A report from the think tank RAND has concluded that current LLMs do not meaningfully increase the risk of a biological attack by a non-state actor.
In October last year, the same group of researchers released a report that raised the possibility that LLMs “could assist in the planning and execution of a biological attack.” That report did note that the risk of this happening in practice needed further research.
The October report titled “The Operational Risks of AI in Large-Scale Biological Attacks” was criticized by some on the e/acc side of the ‘AI is dangerous’ aisle. Chief AI Scientist at Meta Yann LeCun said the report oversimplified what it takes to create a bio-weapon.
Perhaps an LLM can save you a bit of time, over searching for bioweapon building instructions on a search engine.
But then, do you know how to do the hard lab work that’s required? https://t.co/QnnZqUOP6X
— Yann LeCun (@ylecun) November 2, 2023
We’re OK for now
The latest RAND report titled “Current Artificial Intelligence Does Not Meaningfully Increase Risk of a Biological Weapons Attack” confirmed LeCun’s assessment and took some wind out of the sails of those on the effective altruist side of the aisle.

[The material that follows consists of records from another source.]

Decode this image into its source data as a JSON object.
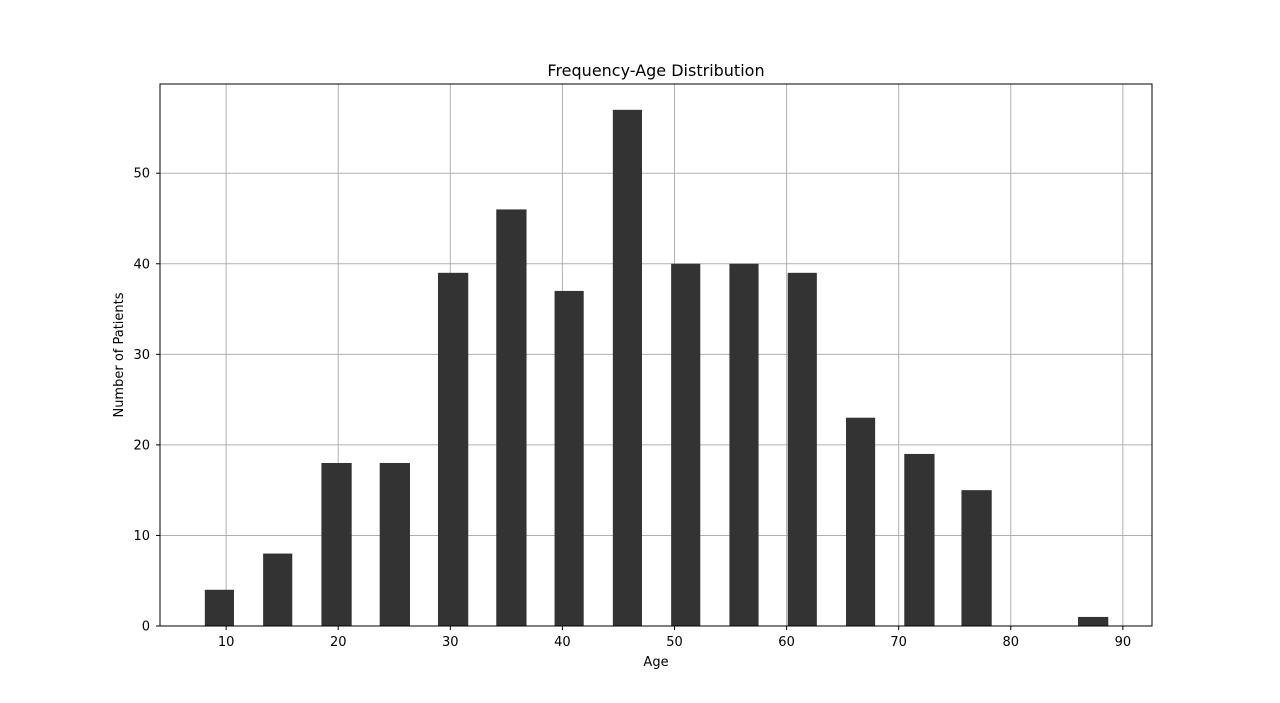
{
  "chart_data": {
    "type": "bar",
    "title": "Frequency-Age Distribution",
    "xlabel": "Age",
    "ylabel": "Number of Patients",
    "xlim": [
      4.1,
      92.6
    ],
    "ylim": [
      0,
      59.85
    ],
    "xticks": [
      10,
      20,
      30,
      40,
      50,
      60,
      70,
      80,
      90
    ],
    "yticks": [
      0,
      10,
      20,
      30,
      40,
      50
    ],
    "grid": true,
    "bar_color": "#333333",
    "bins": [
      {
        "start": 8.1,
        "end": 10.7,
        "value": 4
      },
      {
        "start": 13.3,
        "end": 15.9,
        "value": 8
      },
      {
        "start": 18.5,
        "end": 21.2,
        "value": 18
      },
      {
        "start": 23.7,
        "end": 26.4,
        "value": 18
      },
      {
        "start": 28.9,
        "end": 31.6,
        "value": 39
      },
      {
        "start": 34.1,
        "end": 36.8,
        "value": 46
      },
      {
        "start": 39.3,
        "end": 41.9,
        "value": 37
      },
      {
        "start": 44.5,
        "end": 47.1,
        "value": 57
      },
      {
        "start": 49.7,
        "end": 52.3,
        "value": 40
      },
      {
        "start": 54.9,
        "end": 57.5,
        "value": 40
      },
      {
        "start": 60.1,
        "end": 62.7,
        "value": 39
      },
      {
        "start": 65.3,
        "end": 67.9,
        "value": 23
      },
      {
        "start": 70.5,
        "end": 73.2,
        "value": 19
      },
      {
        "start": 75.6,
        "end": 78.3,
        "value": 15
      },
      {
        "start": 86.0,
        "end": 88.7,
        "value": 1
      }
    ]
  }
}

The researchers, led by Senior RAND Engineer Christopher A. Mouton, ran a red-teaming exercise to see how a malicious non-state actor might use an LLM to build a biological weapon.

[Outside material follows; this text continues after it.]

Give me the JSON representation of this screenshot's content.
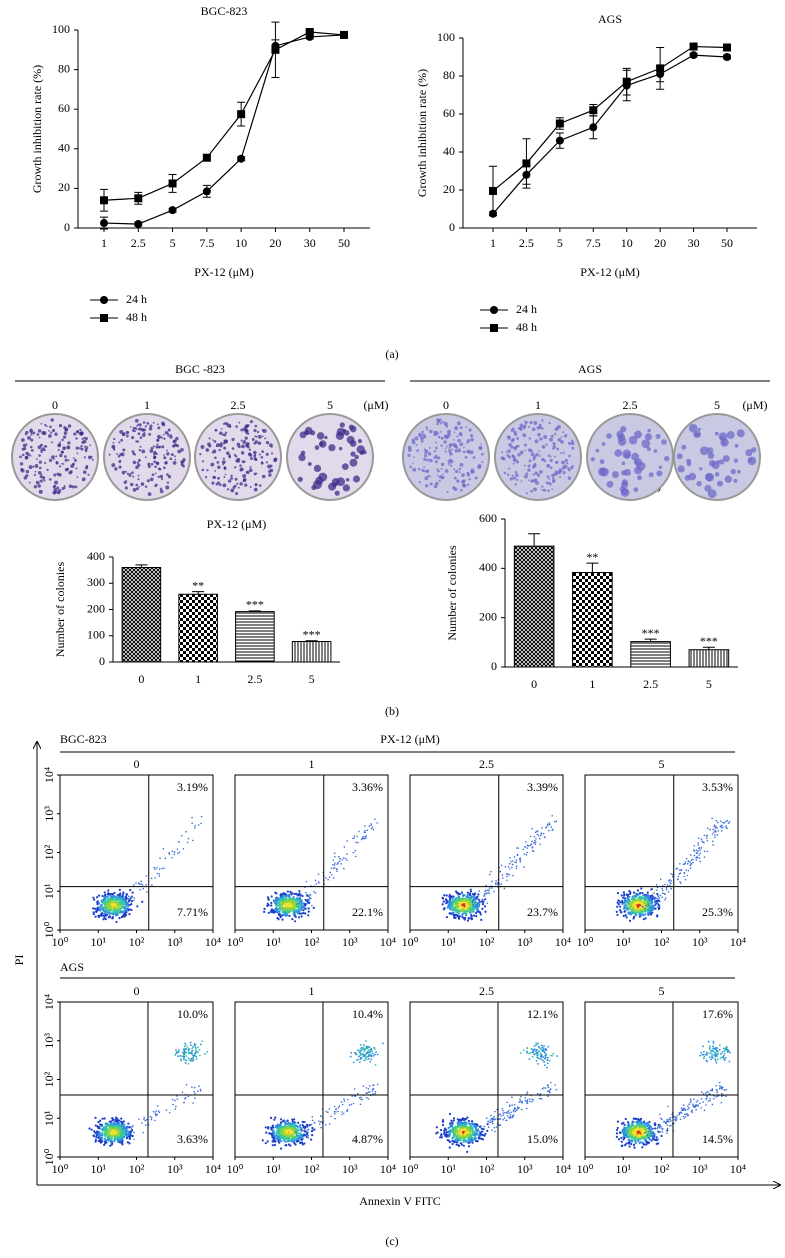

Participants were tasked with planning a biological attack with some having access to the internet and an LLM, while others only had access to the internet. They didn’t name the LLMs that were used.
The result was that there was “no statistically significant difference in the viability of plans generated with or without LLM assistance.” In other words, ChatGPT isn’t going to tell you anything you can’t already Google.
In fact, their results showed that the plans developed by the teams using an LLM were marginally less viable than those that only had access to the internet. It’s comforting that no team was able to come up with a bio-attack plan that was actually workable.
As AI models get more intelligent, that could change. Mouton said, “Just because today’s LLMs aren’t able to close the knowledge gap needed to facilitate biological weapons attack planning doesn’t preclude the possibility that they may be able to in the future.”
Can emerging AI tools—specifically, large language models (LLMs)—be used to launch a large-scale biological attack?
A new RAND study explores this question through a red-team exercise. Here are the results. 🧵 https://t.co/foFmWltIuQ
— RAND (@RANDCorporation) January 25, 2024
More research needed
The report acknowledged that the research didn’t determine how big that knowledge gap was. Mouton said further research into this was important “because AI technology is available to everyone—including dangerous non-state actors—and it’s advancing faster than governments can keep pace.”
People pushing for the development of AGI say the potential for a superintelligent AI is real and achievable. But a lot of those people will be the ones now saying, ‘I told you so’ and scoff at the idea that AI could pose a risk like the one RAND investigated.
We probably don’t need to be running around shouting ‘The sky is falling!’, but to say that an artificial intelligence smarter than us won’t potentially enable bad actors is also ignorant. And dangerous.